Summary of Bill: The regulatory authority must approve a mobile food unit's request for exemption from all state and local requirements to operate a mobile food unit from an approved commissary or servicing area if:
the mobile food unit contains all equipment and utensils needed for complete preparation of an approved menu;
the mobile food unit is protected from environmental contamination when not in use;
the mobile food unit can maintain required temperatures for food storage at all times;
a dedicated handwashing sink is available to allow for frequent handwashing on the mobile food unit;
the mobile food unit has adequate water capacity and warewashing facilities to clean all utensils used on the mobile food unit at a rate mandated by the Board;
tools for cleaning and sanitizing are stored on the mobile food unit;
all food, water, and ice are prepared on-board the mobile food unit or obtained from an approved source;
all wastewater and garbage is sanitarily removed from the mobile food unit following an approved written plan or by a licensed service provider; and
the local health officer approves the mobile food unit's menu and plan of operations.
Mobile food unit is defined to mean a readily movable food establishment. Commissary is defined to mean an approved food establishment where food is stored, prepared, portioned, or packaged for service elsewhere. Servicing area is defined to mean an operating base location to which a mobile food unit or transportation vehicle returns regularly for such things as vehicle and equipment cleaning, discharging liquid or solid wastes, refilling water tanks and ice bins, and boarding food.
Fiscal Note: Available.
Creates Committee/Commission/Task Force that includes Legislative members: No.
Effective Date: Ninety days after adjournment of session in which bill is passed.
Staff Summary of Public Testimony: PRO: This bill provides that as long as a food truck has everything it needs to operate as a restaurant kitchen then the food truck is exempt from having to prepare food in a commissary or servicing area. This change should lower the costs for food trucks and allow food trucks to provide better products, while also improving food safety.
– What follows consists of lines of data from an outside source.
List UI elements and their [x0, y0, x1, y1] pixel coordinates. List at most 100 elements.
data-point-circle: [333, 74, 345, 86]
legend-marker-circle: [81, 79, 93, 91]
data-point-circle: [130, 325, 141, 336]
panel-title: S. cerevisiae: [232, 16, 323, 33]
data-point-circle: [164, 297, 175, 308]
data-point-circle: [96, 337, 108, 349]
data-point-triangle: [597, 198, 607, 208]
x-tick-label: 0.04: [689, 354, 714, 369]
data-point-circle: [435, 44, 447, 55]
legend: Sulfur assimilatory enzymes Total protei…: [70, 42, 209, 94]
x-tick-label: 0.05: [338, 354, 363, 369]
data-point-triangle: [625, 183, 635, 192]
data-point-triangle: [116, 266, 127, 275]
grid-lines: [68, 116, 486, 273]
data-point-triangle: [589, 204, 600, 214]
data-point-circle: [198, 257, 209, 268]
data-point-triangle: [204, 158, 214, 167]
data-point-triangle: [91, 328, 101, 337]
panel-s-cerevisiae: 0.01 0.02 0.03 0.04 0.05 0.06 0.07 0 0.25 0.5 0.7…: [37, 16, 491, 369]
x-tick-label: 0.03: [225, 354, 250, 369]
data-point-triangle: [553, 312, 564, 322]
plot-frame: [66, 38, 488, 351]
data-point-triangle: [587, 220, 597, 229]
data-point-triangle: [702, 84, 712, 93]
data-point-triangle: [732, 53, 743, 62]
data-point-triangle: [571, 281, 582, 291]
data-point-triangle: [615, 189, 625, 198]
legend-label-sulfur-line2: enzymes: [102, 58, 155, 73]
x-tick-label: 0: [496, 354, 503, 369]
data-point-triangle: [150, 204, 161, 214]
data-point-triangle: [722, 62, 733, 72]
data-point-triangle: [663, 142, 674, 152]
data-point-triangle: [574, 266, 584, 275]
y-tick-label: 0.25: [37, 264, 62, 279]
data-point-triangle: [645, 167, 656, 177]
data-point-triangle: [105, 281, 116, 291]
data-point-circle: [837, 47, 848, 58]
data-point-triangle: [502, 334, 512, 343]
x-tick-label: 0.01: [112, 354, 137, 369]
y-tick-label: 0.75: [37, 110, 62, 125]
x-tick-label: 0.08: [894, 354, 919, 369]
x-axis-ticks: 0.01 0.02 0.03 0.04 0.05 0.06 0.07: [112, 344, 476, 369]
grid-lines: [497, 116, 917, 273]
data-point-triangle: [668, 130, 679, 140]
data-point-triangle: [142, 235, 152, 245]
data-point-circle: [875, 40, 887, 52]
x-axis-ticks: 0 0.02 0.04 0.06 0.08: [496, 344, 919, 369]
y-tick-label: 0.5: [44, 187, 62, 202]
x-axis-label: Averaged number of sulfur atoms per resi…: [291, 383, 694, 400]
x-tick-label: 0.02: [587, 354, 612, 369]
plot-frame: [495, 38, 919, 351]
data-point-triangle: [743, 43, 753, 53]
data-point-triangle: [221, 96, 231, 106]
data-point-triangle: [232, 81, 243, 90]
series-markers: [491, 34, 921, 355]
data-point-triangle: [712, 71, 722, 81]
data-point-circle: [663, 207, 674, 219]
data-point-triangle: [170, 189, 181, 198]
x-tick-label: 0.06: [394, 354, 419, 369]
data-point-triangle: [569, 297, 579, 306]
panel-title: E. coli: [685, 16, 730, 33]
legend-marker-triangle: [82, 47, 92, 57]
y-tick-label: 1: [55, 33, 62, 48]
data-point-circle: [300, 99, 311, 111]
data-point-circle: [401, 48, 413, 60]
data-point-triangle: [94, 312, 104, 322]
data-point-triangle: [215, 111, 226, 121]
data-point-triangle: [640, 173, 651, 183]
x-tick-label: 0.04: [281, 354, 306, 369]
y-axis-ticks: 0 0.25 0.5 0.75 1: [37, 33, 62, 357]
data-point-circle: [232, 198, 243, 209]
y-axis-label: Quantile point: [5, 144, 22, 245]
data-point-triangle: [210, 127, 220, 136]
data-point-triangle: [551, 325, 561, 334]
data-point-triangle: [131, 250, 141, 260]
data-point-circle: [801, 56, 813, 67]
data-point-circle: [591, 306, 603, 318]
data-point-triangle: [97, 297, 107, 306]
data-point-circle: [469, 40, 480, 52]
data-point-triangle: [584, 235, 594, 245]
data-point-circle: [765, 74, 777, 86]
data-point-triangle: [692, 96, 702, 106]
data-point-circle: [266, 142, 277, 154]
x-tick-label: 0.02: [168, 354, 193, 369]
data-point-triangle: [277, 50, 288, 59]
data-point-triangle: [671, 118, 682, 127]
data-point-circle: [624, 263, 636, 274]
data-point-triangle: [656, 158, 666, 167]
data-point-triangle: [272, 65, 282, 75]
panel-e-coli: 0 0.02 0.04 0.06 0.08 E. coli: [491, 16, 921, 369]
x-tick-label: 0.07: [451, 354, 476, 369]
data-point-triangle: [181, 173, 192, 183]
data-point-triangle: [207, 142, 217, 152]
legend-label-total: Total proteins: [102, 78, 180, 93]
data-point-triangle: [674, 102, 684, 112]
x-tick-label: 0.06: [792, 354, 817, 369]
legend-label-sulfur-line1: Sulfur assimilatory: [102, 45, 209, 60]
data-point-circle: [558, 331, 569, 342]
Washington is one of two states that has not updated its code to allow cooking and preparation on a food truck. Twenty-five states have no regulation at all regarding cooking and preparation on a food truck. FDA guidelines provide that the food truck and the types of food dictate whether a truck can or cannot cook and prep on the food truck. Currently, prep of fruits and vegetables cannot be done on a food truck. Food trucks have difficulty finding a commissary kitchen from which they can operate. Food trucks have all the necessary equipment that is in a commissary kitchen. Using a commissary kitchen is extremely expensive, illogical, and inefficient. Using a commissary kitchen puts the quality of food at risk because it requires cooking, cooling, storing, and reheating of food. This bill provides food trucks in Washington with the same level playing field as food trucks in other states.
Persons Testifying: PRO: Representative Vincent Buys, Prime Sponsor; Tim Johnson, Washington State Food Truck Association; Emily Wigley, Orca Eats.
Persons Signed In To Testify But Not Testifying: No one.